A longtime Buddhist philosopher’s near-death experience proves life-altering, enlightening, and horrifying.
Bercholz, the founder of Shambhala Publications, offers a grandly produced graphic memoir chronicling his “ineffable” descent into the volcanic depths of what he perceived as a retributive “Buddhist underworld.” Believing he has experienced death twice, the author details his early life in San Francisco, where he swapped a budding career in political science for book publishing and a “complete Buddhist education” under the tutelage of meditation master Trungpa Rinpoche. On a pilgrimage to India, Bercholz contracted typhus fever, and he recalls following a bright light after hovering painlessly above his hospitalized body.
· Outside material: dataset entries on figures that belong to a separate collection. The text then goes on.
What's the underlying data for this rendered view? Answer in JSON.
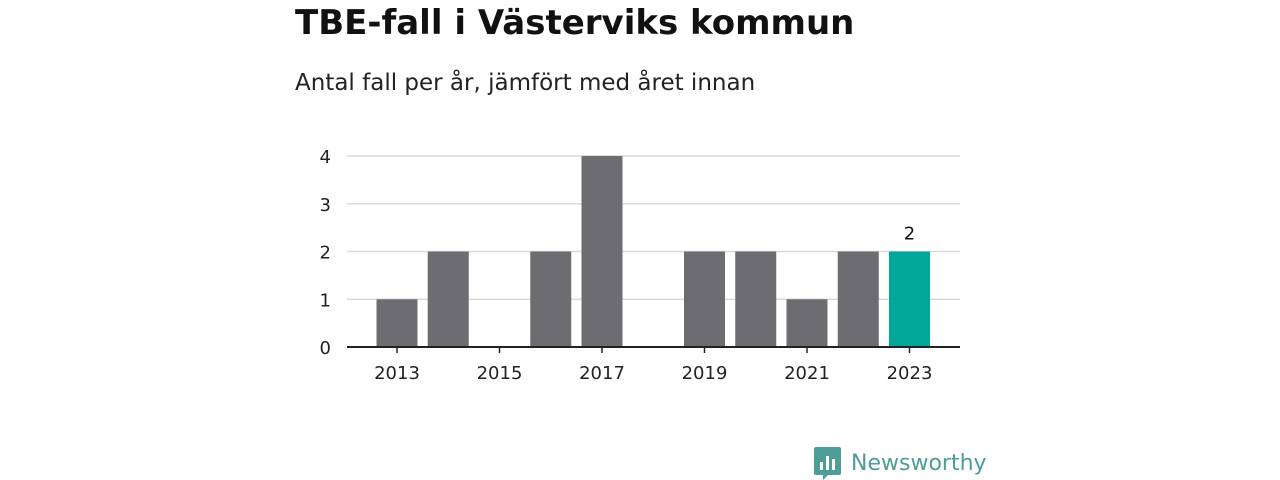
{
  "title": "TBE-fall i Västerviks kommun",
  "subtitle": "Antal fall per år, jämfört med året innan",
  "brand": {
    "name": "Newsworthy",
    "logo_icon": "bar-chart-speech-icon",
    "color": "#4d9d98"
  },
  "chart_data": {
    "type": "bar",
    "categories": [
      "2013",
      "2014",
      "2015",
      "2016",
      "2017",
      "2018",
      "2019",
      "2020",
      "2021",
      "2022",
      "2023"
    ],
    "values": [
      1,
      2,
      0,
      2,
      4,
      0,
      2,
      2,
      1,
      2,
      2
    ],
    "x_tick_labels": [
      "2013",
      "2015",
      "2017",
      "2019",
      "2021",
      "2023"
    ],
    "y_ticks": [
      0,
      1,
      2,
      3,
      4
    ],
    "ylim": [
      0,
      4
    ],
    "grid": true,
    "highlight_index": 10,
    "highlight_label": "2",
    "colors": {
      "bar": "#6d6c71",
      "highlight": "#00a698",
      "grid": "#d9d9d9",
      "axis": "#222222"
    }
  }
}
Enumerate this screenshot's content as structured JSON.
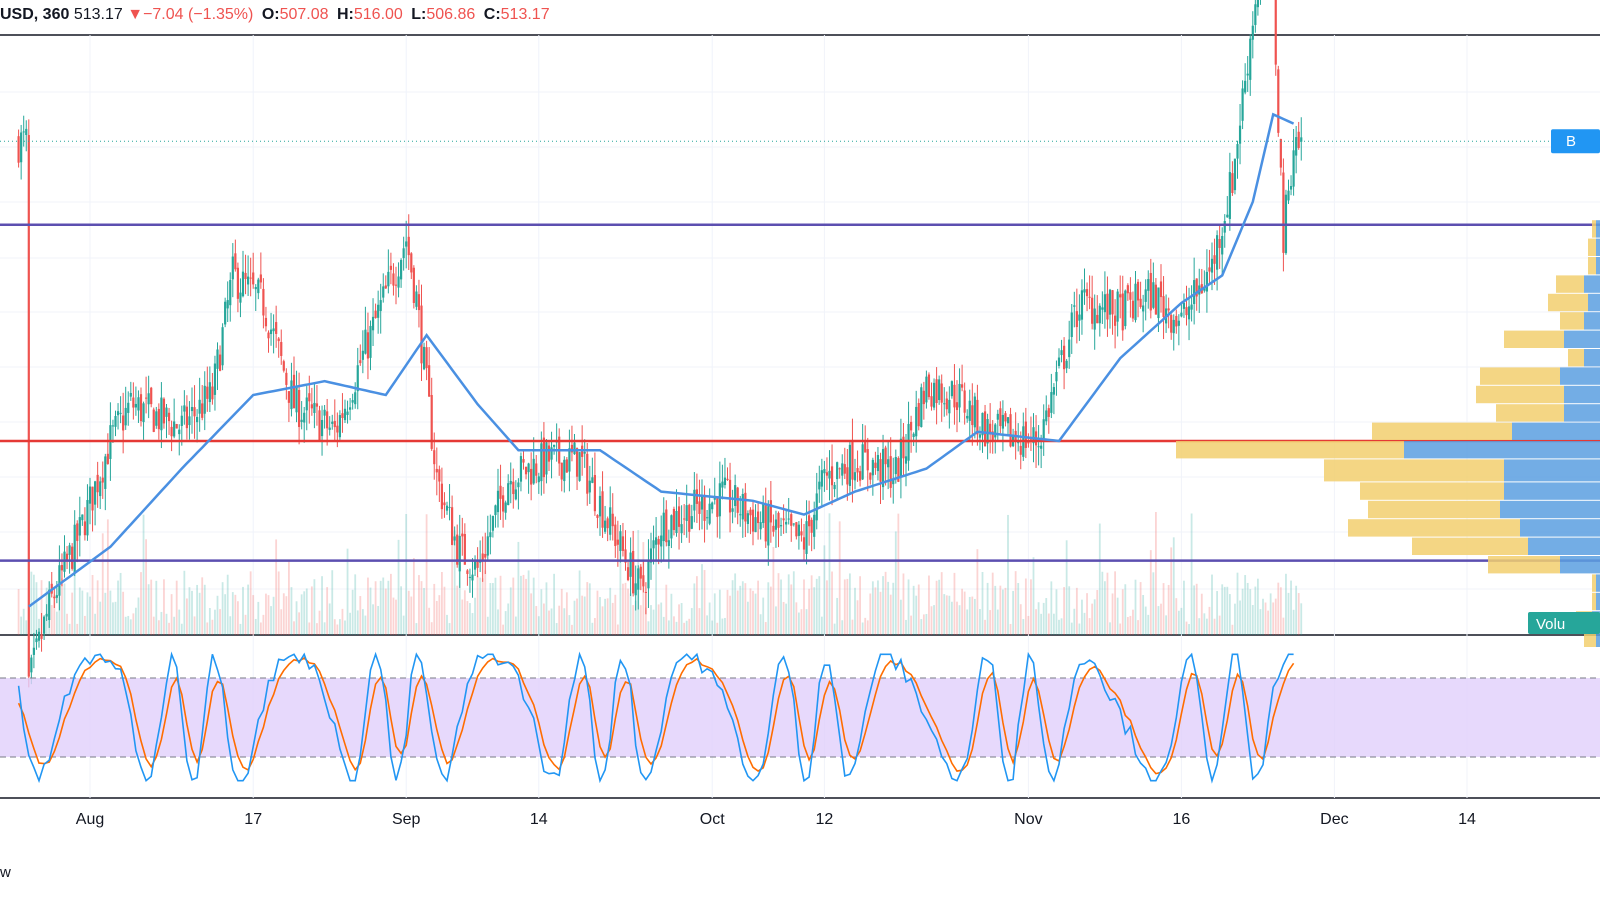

His second deathly encounter arrived three decades later when, in his 60s, he developed a severe post-surgical blood infection and was thrust into a swirling netherworld of volcanic hellfire stacked with writhing bodies and populated by a host of “Hell-beings,” some helpful, some frightening. Bercholz creates character-driven vignettes symbolizing and personifying the “qualities of the myriad denizens of hell” as he’d viewed them personally and from corresponding Buddhist cosmology. These creative allegories tell how the tortured souls became trapped by their unfortunate choices during life. With colorful prose, the author charts his descent into a netherworld guided by a benevolent, sublime, gender-fluid being he dubs the “Buddha of Hell.” The book is strikingly illustrated by celebrated Tibetan artist Thaye, who collaborated with Bercholz in surmounting the narrative’s greatest challenge in “devising a visual language inspired by my cryptic utterances without trying to depict them in the literal sense.” Eventually, the author was miraculously pulled back to consciousness, but he remains forever changed by his surreal travels. A work of mixed genres, Bercholz’s fiery expedition, while extraordinarily frightening, seems to direct readers toward living a good, clean life in the here and now, since the conditions of one’s post-mortem future may very well depend on it.
Darkly fascinating and artfully spirited, the author’s cautionary reawakening is a potent rumination on death and what lies beyond.